Осторожно прижав выветренный лист к губам, я пошел в глубь леса. Мне было грустно, очень грустно, хотелось улететь куда-то. Показалось даже, что у меня за спиной крылья и я хочу взмахнуть ими, подняться над эемлею. Да пересохли, сломались и отмерли мои крылья. Никогда не улететь мне. Остается лишь крикнуть что-то, душу рвущее, древнее, без слов, без смысла, одним нутром, одним лишь горлом, неизвестно кому, неизвестно куда, жалуясь на еще один, улетевший беззвучным бледным листком год жизни. Сколько их еще осталось? Сколько еще предстоит томиться непонятной человеческой тоской и содрогаться от внезапности мысли о тайне нашей жизни? Страшась этой тайны, мы все упорней стремимся ее отгадать и улететь, непременно улететь куда-то. Быть может, туда, откуда опали живым листом, в пути обретшим форму человеческого сердца, чтобы зеленью устелить планету, объятую пламенем, сделать ее живодышащей, цветущей или дожечь в слепом, безумном огне и развеять пепел в немой бесконечности?

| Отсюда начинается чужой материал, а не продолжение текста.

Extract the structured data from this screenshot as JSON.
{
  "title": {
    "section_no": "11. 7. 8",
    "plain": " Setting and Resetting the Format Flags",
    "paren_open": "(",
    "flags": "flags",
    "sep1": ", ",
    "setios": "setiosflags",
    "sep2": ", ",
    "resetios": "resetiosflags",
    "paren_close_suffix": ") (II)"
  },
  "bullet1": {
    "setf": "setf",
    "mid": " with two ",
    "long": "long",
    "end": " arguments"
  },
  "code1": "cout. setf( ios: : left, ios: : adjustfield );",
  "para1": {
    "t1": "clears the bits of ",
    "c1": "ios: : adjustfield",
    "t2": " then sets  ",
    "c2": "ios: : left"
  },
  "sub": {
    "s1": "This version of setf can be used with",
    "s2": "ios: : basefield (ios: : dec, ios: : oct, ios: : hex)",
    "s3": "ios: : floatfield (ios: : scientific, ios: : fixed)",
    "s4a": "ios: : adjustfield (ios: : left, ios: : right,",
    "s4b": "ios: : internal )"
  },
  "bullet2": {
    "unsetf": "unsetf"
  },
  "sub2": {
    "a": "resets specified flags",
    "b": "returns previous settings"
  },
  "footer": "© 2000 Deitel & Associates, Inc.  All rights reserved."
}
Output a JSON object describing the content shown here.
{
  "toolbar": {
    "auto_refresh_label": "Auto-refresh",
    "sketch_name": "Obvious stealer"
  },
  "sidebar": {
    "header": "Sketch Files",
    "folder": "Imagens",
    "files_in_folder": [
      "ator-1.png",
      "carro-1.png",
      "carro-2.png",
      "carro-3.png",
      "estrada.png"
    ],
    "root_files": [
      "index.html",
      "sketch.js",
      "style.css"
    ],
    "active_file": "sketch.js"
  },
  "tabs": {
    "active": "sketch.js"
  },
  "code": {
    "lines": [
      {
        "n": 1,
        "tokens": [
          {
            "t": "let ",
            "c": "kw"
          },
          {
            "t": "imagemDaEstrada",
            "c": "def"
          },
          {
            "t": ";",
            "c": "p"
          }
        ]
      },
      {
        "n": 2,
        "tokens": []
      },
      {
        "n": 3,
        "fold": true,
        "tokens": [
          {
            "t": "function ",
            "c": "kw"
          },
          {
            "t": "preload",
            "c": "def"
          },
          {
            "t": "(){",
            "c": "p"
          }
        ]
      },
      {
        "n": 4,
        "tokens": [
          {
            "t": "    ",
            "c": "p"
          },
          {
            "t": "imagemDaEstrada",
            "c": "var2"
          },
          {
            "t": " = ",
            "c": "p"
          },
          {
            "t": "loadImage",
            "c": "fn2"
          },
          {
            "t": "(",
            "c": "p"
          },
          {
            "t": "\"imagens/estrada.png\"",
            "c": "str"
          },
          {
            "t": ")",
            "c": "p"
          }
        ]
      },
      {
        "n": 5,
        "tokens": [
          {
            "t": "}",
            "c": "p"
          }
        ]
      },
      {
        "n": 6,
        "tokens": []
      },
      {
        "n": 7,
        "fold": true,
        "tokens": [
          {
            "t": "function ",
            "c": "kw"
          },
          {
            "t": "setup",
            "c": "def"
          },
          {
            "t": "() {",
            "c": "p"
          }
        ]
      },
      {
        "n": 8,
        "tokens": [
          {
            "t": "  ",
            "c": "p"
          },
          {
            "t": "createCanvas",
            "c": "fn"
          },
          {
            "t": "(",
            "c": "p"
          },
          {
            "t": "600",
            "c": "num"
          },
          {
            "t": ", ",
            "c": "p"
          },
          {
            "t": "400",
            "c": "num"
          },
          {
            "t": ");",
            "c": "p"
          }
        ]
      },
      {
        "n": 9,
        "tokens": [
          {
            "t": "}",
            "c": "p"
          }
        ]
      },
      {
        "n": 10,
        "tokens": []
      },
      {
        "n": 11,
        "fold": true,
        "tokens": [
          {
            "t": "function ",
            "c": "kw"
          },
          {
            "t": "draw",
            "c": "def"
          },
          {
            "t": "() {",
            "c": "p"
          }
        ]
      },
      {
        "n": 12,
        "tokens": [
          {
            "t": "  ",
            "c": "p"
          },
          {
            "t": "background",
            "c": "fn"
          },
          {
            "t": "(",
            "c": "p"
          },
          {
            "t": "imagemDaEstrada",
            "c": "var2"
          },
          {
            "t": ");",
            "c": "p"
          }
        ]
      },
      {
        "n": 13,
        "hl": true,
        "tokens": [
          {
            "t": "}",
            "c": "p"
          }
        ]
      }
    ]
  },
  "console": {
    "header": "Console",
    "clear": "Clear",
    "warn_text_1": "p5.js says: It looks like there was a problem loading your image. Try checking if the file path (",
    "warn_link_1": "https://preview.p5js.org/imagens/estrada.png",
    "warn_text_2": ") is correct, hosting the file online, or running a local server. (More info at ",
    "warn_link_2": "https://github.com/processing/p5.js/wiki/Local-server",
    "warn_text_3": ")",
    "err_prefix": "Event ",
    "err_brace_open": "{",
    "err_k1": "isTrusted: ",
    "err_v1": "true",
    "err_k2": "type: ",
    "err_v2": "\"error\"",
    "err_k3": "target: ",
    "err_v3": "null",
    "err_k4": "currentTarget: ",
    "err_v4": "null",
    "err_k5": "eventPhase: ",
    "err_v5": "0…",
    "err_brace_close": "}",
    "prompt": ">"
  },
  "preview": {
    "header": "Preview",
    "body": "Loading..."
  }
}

Кто скажет нам об этом? Кто утешит и успокоит нас, мятущихся, тревожных, слитно со всей человеческой тайгой шумящих под мирскими ветрами и в назначенный час, по велению того, что зовется судьбою, одиноко и тихо опадающих на землю?

Паутина

Грибное предосенье. Липнет паутина к лицу. Заденешь, раздерешь паутину - и в сырую траву горохом осыпаются пауки. Путаясь в смятой паутине, они часто и беспомощно перебирают закорючинками лапок.

А ведь в только что растянутой паутине, в сложных и мудрых хитросплетениях ее они жили, кого-то сторожили и чувствовали себя по-хозяйски дома.

Нарушился порядок. Не стало гармонии. Рухнул паучий мир, выпало звено из природой отлаженной жизни, лопнула еще одна ее тонкая струна.

Я смотрю на железнодорожный мост, мерцающий сплетениями паутины над широкой рекой, и вижу, как быстро-быстро по его нитям перебирается многолапый и многорукий паук.

Первовестник

Маленькая звездочка на длинной цветоножке, белые, нежно пахнущие лепестки с розовинкой - это лесная ветреница - первовестница весны.

Корень у нее крупнее и крепче цветка, сок жгуч, почти ядовит.

Ветреницей лечат суставы - много сил набирает из земли корень ветреницы, будто знает, что ждут его люди не только с радостью, но и с надеждой на выздоровление.

Синий свет

Синий свет небес. Синий дым над горами. Перетомленная в летнем зное, дышит миротворно земля спелостью трав и лесов, дышит, будто сдобный каравай, вынутый из русской печи.

Но прохладнее ночи. Обильнее росы. Крупнее ночные звезды.

Лето ушло за середину.

"Синичка"

Нет более унылой, тоску нагоняющей реки, чем северная мутная Обь с ее низкими, однообразными берегами.

Но вот на кисельной воде Оби сверкнула искорка, лучше сказать по-ранешнему - зга, и стала разгораться, заполнять собой пространство, приближаться к нам. Беленькая-беленькая, маленькая-маленькая, словно игрушечная, баржа-наливайка встретилась нам, проскользнула вдаль, махнув по левому борту белым флажком.

Название баржи - "Синичка".

И все осветилось вокруг ясным светом, все заиграло, запело, и Обь потекла быстрее, и солнечные пятна заиграли на воде, пронзило солнцем высокие, на бамбук похожие тальники по берегам.

Заспанный капитан нашего катера засуетился, велел подымать якорь - и мы поспешно двинулись на грузном судне вослед за легкой, веселой "Синичкой".